The loop hits MAX_STEPS without finishing. The model is calling tools in a cycle. Add a console.print inside the loop to inspect the full message list, or reduce the task scope. You can also set AGENT_MAX_STEPS=20 for longer tasks.

jq: command not found on the trace summary. Install jq with apt-get install -y jq (Debian/Ubuntu) or brew install jq (macOS). The bash script degrades gracefully and skips the summary if jq is absent.

ModuleNotFoundError: No module named 'tools' when running agent_main.py from a different directory. The harness assumes all .py files are in the same directory. Run with cd /workspace && python agent_main.py "your task" or add /workspace to PYTHONPATH.

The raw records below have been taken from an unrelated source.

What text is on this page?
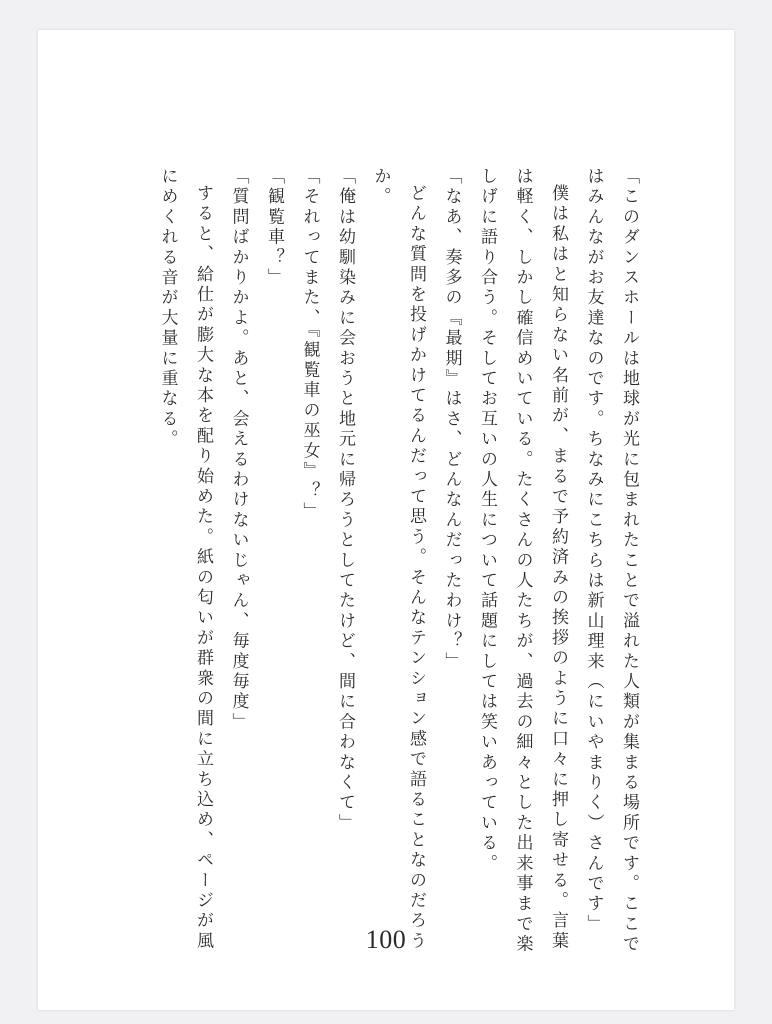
「このダンスホールは地球が光に包まれたことで溢れた人類が集まる場所です。ここではみんながお友達なのです。ちなみにこちらは新山理来（にいやまりく）さんです」

僕は私はと知らない名前が、まるで予約済みの挨拶のように口々に押し寄せる。言葉は軽く、しかし確信めいている。たくさんの人たちが、過去の細々とした出来事まで楽しげに語り合う。そしてお互いの人生について話題にしては笑いあっている。

「なあ、奏多の『最期』はさ、どんなんだったわけ？」

どんな質問を投げかけてるんだって思う。そんなテンション感で語ることなのだろうか。

「俺は幼馴染みに会おうと地元に帰ろうとしてたけど、間に合わなくて」

「それってまた、『観覧車の巫女』？」

「観覧車？」

「質問ばかりかよ。あと、会えるわけないじゃん、毎度毎度」

すると、給仕が膨大な本を配り始めた。紙の匂いが群衆の間に立ち込め、ページが風にめくれる音が大量に重なる。

100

Tool result is silently truncated. The content field of a tool role message is a plain string. If result_json is very large (a file with thousands of lines), some models will truncate or ignore it. Add a MAX_TOOL_OUTPUT constant in tools.py and slice result_json before appending.

Next steps

  • Add a search_web tool using the SerpAPI or Brave Search API. The dispatcher pattern in tools.py makes adding a new tool a three-step process: write the function, add the JSON schema to TOOL_SCHEMAS, and add the entry to TOOL_REGISTRY.
  • Stream the LLM response by switching to the streaming endpoint (stream: true) and accumulating delta chunks. This lets the terminal show partial output in real time and reduces perceived latency on long answers.
  • Export to OpenTelemetry by replacing the JSONL logger with an OTLP span exporter. Each logger.log call maps directly to a span: run_id becomes the span ID, parent_run_id becomes the parent span ID, and latency_ms becomes the span duration.
  • Wrap the loop in a FastAPI endpoint to turn the harness into a stateless HTTP service. POST a task, get back the final answer and a session_id you can use to retrieve the trace.

FAQ

How does the agent loop handle tool calls from the model?

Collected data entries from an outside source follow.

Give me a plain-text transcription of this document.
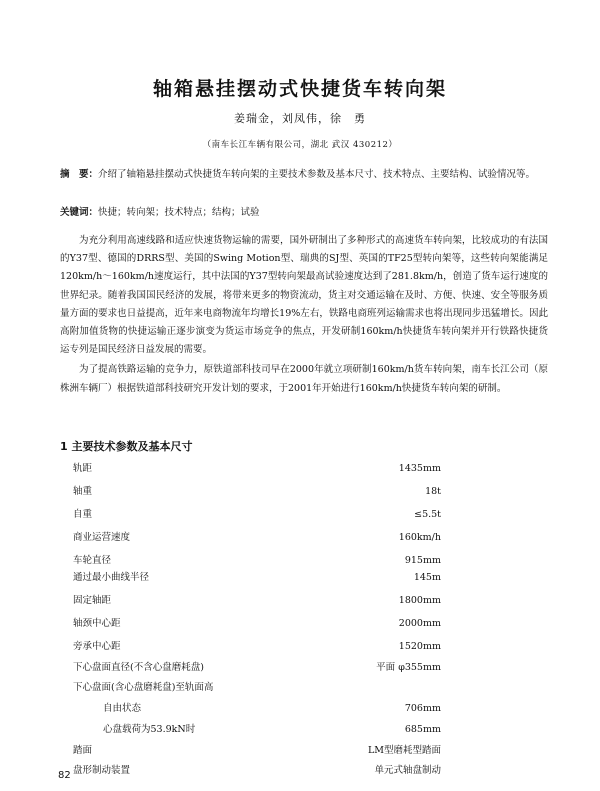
轴箱悬挂摆动式快捷货车转向架
姜瑞金，刘凤伟，徐　勇
（南车长江车辆有限公司，湖北 武汉 430212）
摘　要：介绍了轴箱悬挂摆动式快捷货车转向架的主要技术参数及基本尺寸、技术特点、主要结构、试验情况等。
关键词：快捷；转向架；技术特点；结构；试验

为充分利用高速线路和适应快速货物运输的需要，国外研制出了多种形式的高速货车转向架，比较成功的有法国的Y37型、德国的DRRS型、美国的Swing Motion型、瑞典的SJ型、英国的TF25型转向架等，这些转向架能满足120km/h～160km/h速度运行，其中法国的Y37型转向架最高试验速度达到了281.8km/h，创造了货车运行速度的世界纪录。随着我国国民经济的发展，将带来更多的物资流动，货主对交通运输在及时、方便、快速、安全等服务质量方面的要求也日益提高，近年来电商物流年均增长19%左右，铁路电商班列运输需求也将出现同步迅猛增长。因此高附加值货物的快捷运输正逐步演变为货运市场竞争的焦点，开发研制160km/h快捷货车转向架并开行铁路快捷货运专列是国民经济日益发展的需要。

为了提高铁路运输的竞争力，原铁道部科技司早在2000年就立项研制160km/h货车转向架，南车长江公司（原株洲车辆厂）根据铁道部科技研究开发计划的要求，于2001年开始进行160km/h快捷货车转向架的研制。

1 主要技术参数及基本尺寸
轨距	1435mm
轴重	18t
自重	≤5.5t
商业运营速度	160km/h
车轮直径	915mm
通过最小曲线半径	145m
固定轴距	1800mm
轴颈中心距	2000mm
旁承中心距	1520mm
下心盘面直径(不含心盘磨耗盘)	平面 φ355mm
下心盘面(含心盘磨耗盘)至轨面高
自由状态	706mm
心盘载荷为53.9kN时	685mm
踏面	LM型磨耗型踏面
盘形制动装置	单元式轴盘制动
82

The loop checks the model’s finish_reason field. When it equals tool_calls, the agent extracts each tool name and arguments from the response, dispatches the function via a Python registry, and appends the result as a tool role message before sending the next request.

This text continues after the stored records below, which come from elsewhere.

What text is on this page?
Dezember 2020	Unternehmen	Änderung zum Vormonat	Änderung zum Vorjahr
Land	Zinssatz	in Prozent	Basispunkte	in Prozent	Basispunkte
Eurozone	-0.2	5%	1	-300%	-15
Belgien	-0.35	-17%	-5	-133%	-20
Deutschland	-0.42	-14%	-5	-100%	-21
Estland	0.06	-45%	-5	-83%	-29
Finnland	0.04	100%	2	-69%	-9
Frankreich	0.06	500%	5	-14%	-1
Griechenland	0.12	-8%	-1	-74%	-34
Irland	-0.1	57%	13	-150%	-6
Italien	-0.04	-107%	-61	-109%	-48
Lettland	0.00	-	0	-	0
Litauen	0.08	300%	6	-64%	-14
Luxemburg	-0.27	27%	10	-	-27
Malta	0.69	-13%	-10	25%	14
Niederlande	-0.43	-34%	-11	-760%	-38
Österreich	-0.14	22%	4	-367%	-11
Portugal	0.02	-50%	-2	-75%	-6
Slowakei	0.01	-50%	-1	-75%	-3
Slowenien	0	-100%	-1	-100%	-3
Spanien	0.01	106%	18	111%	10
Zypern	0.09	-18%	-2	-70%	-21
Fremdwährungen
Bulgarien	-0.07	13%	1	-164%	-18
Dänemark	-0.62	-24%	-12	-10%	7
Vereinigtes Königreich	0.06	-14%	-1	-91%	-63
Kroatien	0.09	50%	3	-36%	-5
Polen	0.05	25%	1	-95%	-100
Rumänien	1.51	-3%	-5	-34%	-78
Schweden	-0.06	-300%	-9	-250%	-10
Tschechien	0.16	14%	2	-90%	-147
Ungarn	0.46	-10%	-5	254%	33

What tools are included in the harness by default?

The harness ships with three in-process tools: read_file (reads file contents), write_file (writes text to a file), and shell_exec (runs shell commands with timeout). Each tool is a Python function with a corresponding JSON schema sent to the model.

How can I upload the agent trace to LangSmith?

The logger writes one JSON object per step to a JSONL file with fields matching LangSmith’s run schema (run_id, parent_run_id, name, inputs, outputs, start_time, end_time). After the run completes, POST the file to LangSmith’s batch-ingest endpoint using curl with your API key.

What happens if the model returns an unexpected finish reason?

The loop logs a warning and breaks out of the step iteration. The agent returns a message indicating it reached the step limit without a final answer.

Can this harness work with endpoints other than OpenAI?

Yes. The harness works with any OpenAI-compatible endpoint (Together, Groq, vLLM, Azure OpenAI). Change the OPENAI_BASE_URL environment variable and adjust the Authorization header if the endpoint uses a different scheme.